RAISING AWARENESS: How I learned to love learning at Jefferson

This+article+was+originally+published+in+the+February+2017+print+issue+of+tjTODAY.+Design+and+illustration+by+Bayliss+Wagner.

This article was originally published in the February 2017 print issue of tjTODAY. Design and illustration by Bayliss Wagner.

Bayliss Wagner, Team Leader

I’ve found education is like driving a car.

After a while, you can start to view it as nothing but a way to get to a destination. Whenever you start a quarter, it’s “I just have to make it through for a few months.” That turns into “I just have to survive TJ,” and your destination is Harvard. Maybe your parents even decided that for you the moment you got into TJ.

You notice the shiny Porsche on your left accelerating towards that same destination. Soon, every fast car makes you more impatient about arriving at your future. Why not speed to keep up? They’re doing it too, right? Your fuel tank goes lower and lower as you exhaust your engine, depriving yourself of sleep, and those speed limits you defied can even start to get you ticketed as a cheater. The worst part is that, in comparing yourself to every other car and
listening to everyone who tells you to drive faster, you’ve stopped loving the quirks of your own car. The journey is lonely and featureless, devoid of the joy you felt when you first learned to drive.

My car’s outdated, forest green exterior earned it the name Mr. Green. It’s 27 years old, the A/C doesn’t work, the left turn signal jumps out of its compartment every few months, and the radio only works if I turn it on at a stop light. So during my first two years at TJ, I felt ashamed of my car. It didn’t run as fast as my peers’ did. It ran out of gas much faster. And man, did it look different from theirs. No one else had a car that color. As I failed some of the first tests in my life, I started to wonder, “What’s wrong with me?” “Why aren’t I smart enough?” It seemed like they were all driving brand-new BMWs.

Mr. Green on Skyline Drive. Photo courtesy of the National Park Service. Design by Bayliss Wagner.

But junior year, I gave up looking at their cars. I joined the newspaper, devoted more of my time to my favorite classes instead of despairing over a math or physics grade, and stopped staying home on Saturday nights to study alone. In the process, my grades actually improved. And I felt so much better about my talents, which happened to be a bit different than those of my peers. Sure, my car broke down once or twice that year. But the more time I spent fixing it, the more I learned to love my car and the view by the side of the road.
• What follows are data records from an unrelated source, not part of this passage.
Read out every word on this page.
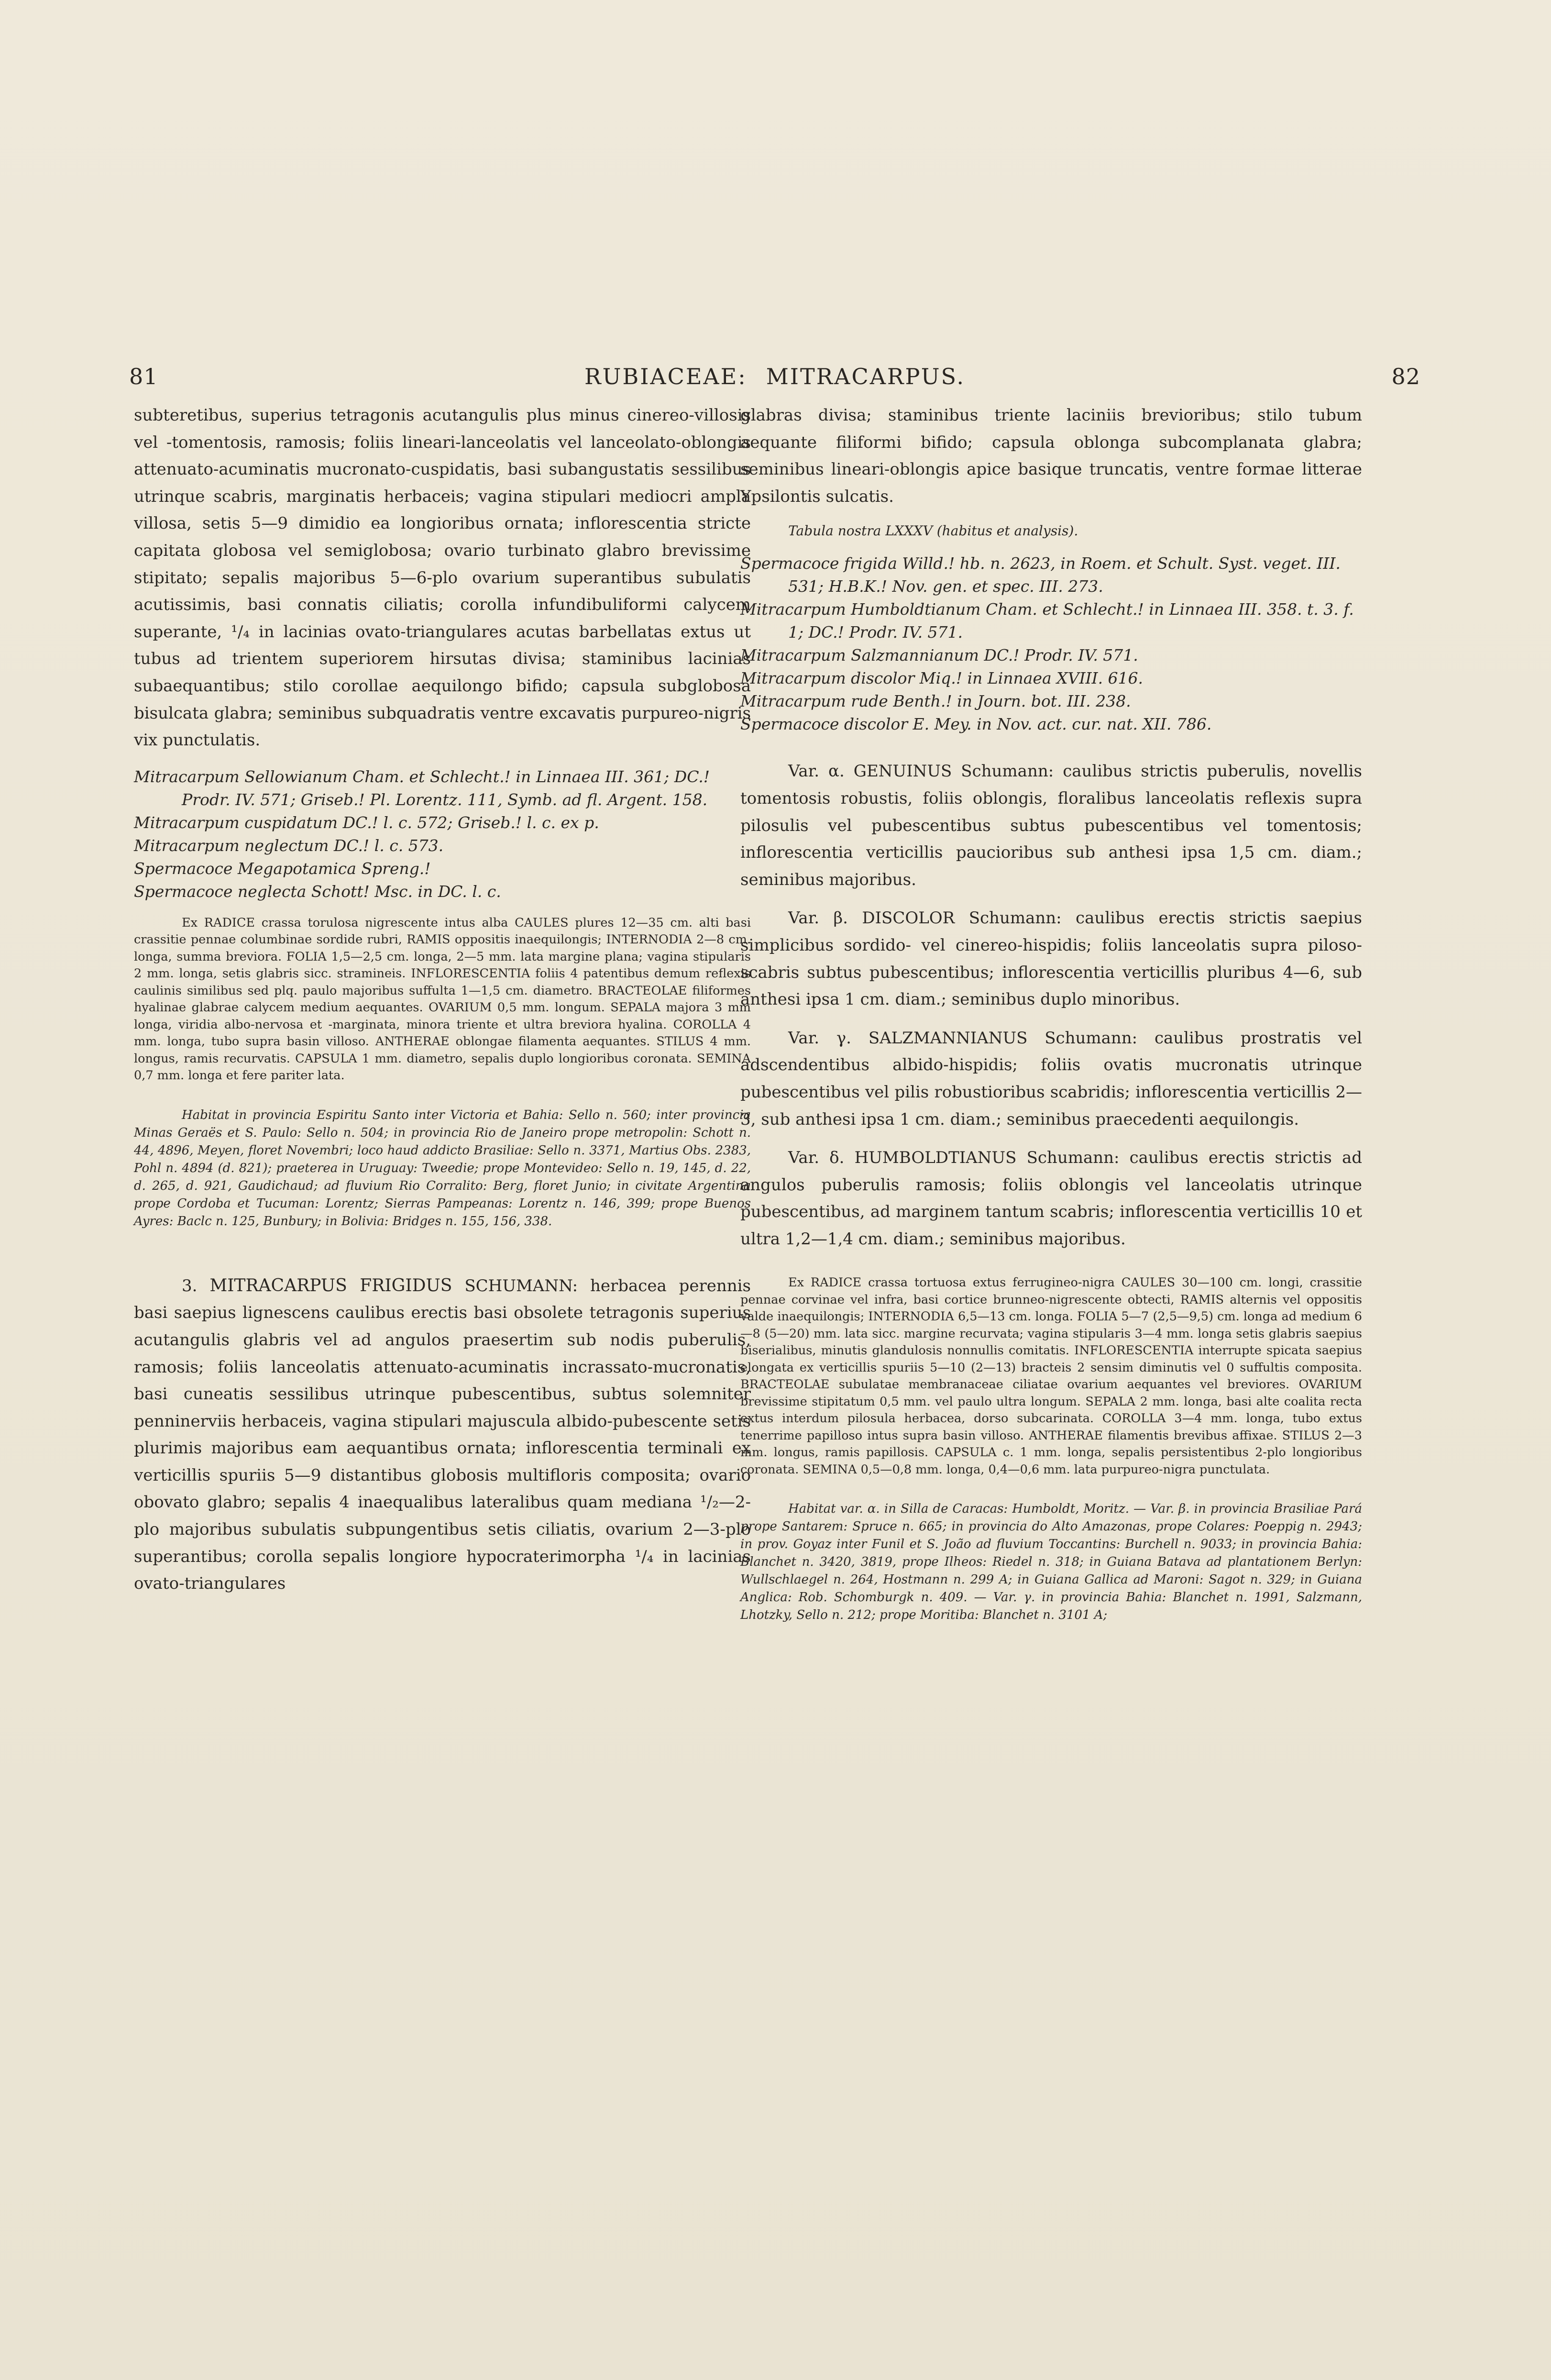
81	RUBIACEAE: MITRACARPUS.	82

subteretibus, superius tetragonis acutangulis plus minus cinereo-villosis vel -tomentosis, ramosis; foliis lineari-lanceolatis vel lanceolato-oblongis attenuato-acuminatis mucronato-cuspidatis, basi subangustatis sessilibus utrinque scabris, marginatis herbaceis; vagina stipulari mediocri ampla villosa, setis 5—9 dimidio ea longioribus ornata; inflorescentia stricte capitata globosa vel semiglobosa; ovario turbinato glabro brevissime stipitato; sepalis majoribus 5—6-plo ovarium superantibus subulatis acutissimis, basi connatis ciliatis; corolla infundibuliformi calycem superante, ¹/₄ in lacinias ovato-triangulares acutas barbellatas extus ut tubus ad trientem superiorem hirsutas divisa; staminibus lacinias subaequantibus; stilo corollae aequilongo bifido; capsula subglobosa bisulcata glabra; seminibus subquadratis ventre excavatis purpureo-nigris vix punctulatis.

Mitracarpum Sellowianum Cham. et Schlecht.! in Linnaea III. 361; DC.! Prodr. IV. 571; Griseb.! Pl. Lorentz. 111, Symb. ad fl. Argent. 158.
Mitracarpum cuspidatum DC.! l. c. 572; Griseb.! l. c. ex p.
Mitracarpum neglectum DC.! l. c. 573.
Spermacoce Megapotamica Spreng.!
Spermacoce neglecta Schott! Msc. in DC. l. c.

Ex RADICE crassa torulosa nigrescente intus alba CAULES plures 12—35 cm. alti basi crassitie pennae columbinae sordide rubri, RAMIS oppositis inaequilongis; INTERNODIA 2—8 cm. longa, summa breviora. FOLIA 1,5—2,5 cm. longa, 2—5 mm. lata margine plana; vagina stipularis 2 mm. longa, setis glabris sicc. stramineis. INFLORESCENTIA foliis 4 patentibus demum reflexis caulinis similibus sed plq. paulo majoribus suffulta 1—1,5 cm. diametro. BRACTEOLAE filiformes hyalinae glabrae calycem medium aequantes. OVARIUM 0,5 mm. longum. SEPALA majora 3 mm longa, viridia albo-nervosa et -marginata, minora triente et ultra breviora hyalina. COROLLA 4 mm. longa, tubo supra basin villoso. ANTHERAE oblongae filamenta aequantes. STILUS 4 mm. longus, ramis recurvatis. CAPSULA 1 mm. diametro, sepalis duplo longioribus coronata. SEMINA 0,7 mm. longa et fere pariter lata.

Habitat in provincia Espiritu Santo inter Victoria et Bahia: Sello n. 560; inter provincia Minas Geraës et S. Paulo: Sello n. 504; in provincia Rio de Janeiro prope metropolin: Schott n. 44, 4896, Meyen, floret Novembri; loco haud addicto Brasiliae: Sello n. 3371, Martius Obs. 2383, Pohl n. 4894 (d. 821); praeterea in Uruguay: Tweedie; prope Montevideo: Sello n. 19, 145, d. 22, d. 265, d. 921, Gaudichaud; ad fluvium Rio Corralito: Berg, floret Junio; in civitate Argentina prope Cordoba et Tucuman: Lorentz; Sierras Pampeanas: Lorentz n. 146, 399; prope Buenos Ayres: Baclc n. 125, Bunbury; in Bolivia: Bridges n. 155, 156, 338.

3. MITRACARPUS FRIGIDUS SCHUMANN: herbacea perennis basi saepius lignescens caulibus erectis basi obsolete tetragonis superius acutangulis glabris vel ad angulos praesertim sub nodis puberulis, ramosis; foliis lanceolatis attenuato-acuminatis incrassato-mucronatis, basi cuneatis sessilibus utrinque pubescentibus, subtus solemniter penninerviis herbaceis, vagina stipulari majuscula albido-pubescente setis plurimis majoribus eam aequantibus ornata; inflorescentia terminali ex verticillis spuriis 5—9 distantibus globosis multifloris composita; ovario obovato glabro; sepalis 4 inaequalibus lateralibus quam mediana ¹/₂—2-plo majoribus subulatis subpungentibus setis ciliatis, ovarium 2—3-plo superantibus; corolla sepalis longiore hypocraterimorpha ¹/₄ in lacinias ovato-triangulares

glabras divisa; staminibus triente laciniis brevioribus; stilo tubum aequante filiformi bifido; capsula oblonga subcomplanata glabra; seminibus lineari-oblongis apice basique truncatis, ventre formae litterae Ypsilontis sulcatis.

Tabula nostra LXXXV (habitus et analysis).
Spermacoce frigida Willd.! hb. n. 2623, in Roem. et Schult. Syst. veget. III. 531; H.B.K.! Nov. gen. et spec. III. 273.
Mitracarpum Humboldtianum Cham. et Schlecht.! in Linnaea III. 358. t. 3. f. 1; DC.! Prodr. IV. 571.
Mitracarpum Salzmannianum DC.! Prodr. IV. 571.
Mitracarpum discolor Miq.! in Linnaea XVIII. 616.
Mitracarpum rude Benth.! in Journ. bot. III. 238.
Spermacoce discolor E. Mey. in Nov. act. cur. nat. XII. 786.

Var. α. GENUINUS Schumann: caulibus strictis puberulis, novellis tomentosis robustis, foliis oblongis, floralibus lanceolatis reflexis supra pilosulis vel pubescentibus subtus pubescentibus vel tomentosis; inflorescentia verticillis paucioribus sub anthesi ipsa 1,5 cm. diam.; seminibus majoribus.

Var. β. DISCOLOR Schumann: caulibus erectis strictis saepius simplicibus sordido- vel cinereo-hispidis; foliis lanceolatis supra piloso-scabris subtus pubescentibus; inflorescentia verticillis pluribus 4—6, sub anthesi ipsa 1 cm. diam.; seminibus duplo minoribus.

Var. γ. SALZMANNIANUS Schumann: caulibus prostratis vel adscendentibus albido-hispidis; foliis ovatis mucronatis utrinque pubescentibus vel pilis robustioribus scabridis; inflorescentia verticillis 2—3, sub anthesi ipsa 1 cm. diam.; seminibus praecedenti aequilongis.

Var. δ. HUMBOLDTIANUS Schumann: caulibus erectis strictis ad angulos puberulis ramosis; foliis oblongis vel lanceolatis utrinque pubescentibus, ad marginem tantum scabris; inflorescentia verticillis 10 et ultra 1,2—1,4 cm. diam.; seminibus majoribus.

Ex RADICE crassa tortuosa extus ferrugineo-nigra CAULES 30—100 cm. longi, crassitie pennae corvinae vel infra, basi cortice brunneo-nigrescente obtecti, RAMIS alternis vel oppositis valde inaequilongis; INTERNODIA 6,5—13 cm. longa. FOLIA 5—7 (2,5—9,5) cm. longa ad medium 6—8 (5—20) mm. lata sicc. margine recurvata; vagina stipularis 3—4 mm. longa setis glabris saepius biserialibus, minutis glandulosis nonnullis comitatis. INFLORESCENTIA interrupte spicata saepius elongata ex verticillis spuriis 5—10 (2—13) bracteis 2 sensim diminutis vel 0 suffultis composita. BRACTEOLAE subulatae membranaceae ciliatae ovarium aequantes vel breviores. OVARIUM brevissime stipitatum 0,5 mm. vel paulo ultra longum. SEPALA 2 mm. longa, basi alte coalita recta extus interdum pilosula herbacea, dorso subcarinata. COROLLA 3—4 mm. longa, tubo extus tenerrime papilloso intus supra basin villoso. ANTHERAE filamentis brevibus affixae. STILUS 2—3 mm. longus, ramis papillosis. CAPSULA c. 1 mm. longa, sepalis persistentibus 2-plo longioribus coronata. SEMINA 0,5—0,8 mm. longa, 0,4—0,6 mm. lata purpureo-nigra punctulata.

Habitat var. α. in Silla de Caracas: Humboldt, Moritz. — Var. β. in provincia Brasiliae Pará prope Santarem: Spruce n. 665; in provincia do Alto Amazonas, prope Colares: Poeppig n. 2943; in prov. Goyaz inter Funil et S. João ad fluvium Toccantins: Burchell n. 9033; in provincia Bahia: Blanchet n. 3420, 3819, prope Ilheos: Riedel n. 318; in Guiana Batava ad plantationem Berlyn: Wullschlaegel n. 264, Hostmann n. 299 A; in Guiana Gallica ad Maroni: Sagot n. 329; in Guiana Anglica: Rob. Schomburgk n. 409. — Var. γ. in provincia Bahia: Blanchet n. 1991, Salzmann, Lhotzky, Sello n. 212; prope Moritiba: Blanchet n. 3101 A;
Imagine a trip down Skyline Drive with your friends, teachers and classmates. You have time to sing to your favorite songs on the radio with them, to eat some snacks, and to have captivating discussions. Every clearing reveals a new, open field of opportunity, each one more exciting than the next. Because you aren’t worried about your destination, you have time to appreciate fall for its oaks, maples and birch trees of every color, winter for its puffy, carefree snow, and spring for the delicate pink and white blossoms over farmlands of green. You start to lose track of the other cars on the road because you’re so engaged in your own journey. You still have to know when to accelerate on a steep slope and when to coast down a decline, but you aren’t busy gritting your teeth and challenging other cars.

Remember that in middle school, you loved learning and school felt like that exciting trip on Skyline Drive or to anywhere else you want to go. And high school—yes, even TJ—can feel like that, too. You still have to work hard, but you can’t let one narrow definition of success, one destination, define every moment of the trip. When you feel your tank running low, be it from stress or exhaustion, anxiety or depression, you take the time to refill it. When you see a car with its hazards blinking on the side of the road, you pull over to help jump-start it. Because you don’t feel like you need to speed towards Harvard, you have more time to enjoy the view, help out your peers, and to appreciate your car’s quirks.

And in doing that, you’ll find that you love learning and you love yourself more. You may even end up exactly where you were meant to go. I promise you’re equipped for that trip already. Whether your parents, teachers or peers appreciate your car or not, you’re stuck with it. So sit back and enjoy the ride, but don’t take the curves too fast. Before you know it, that forest green may become your new favorite color.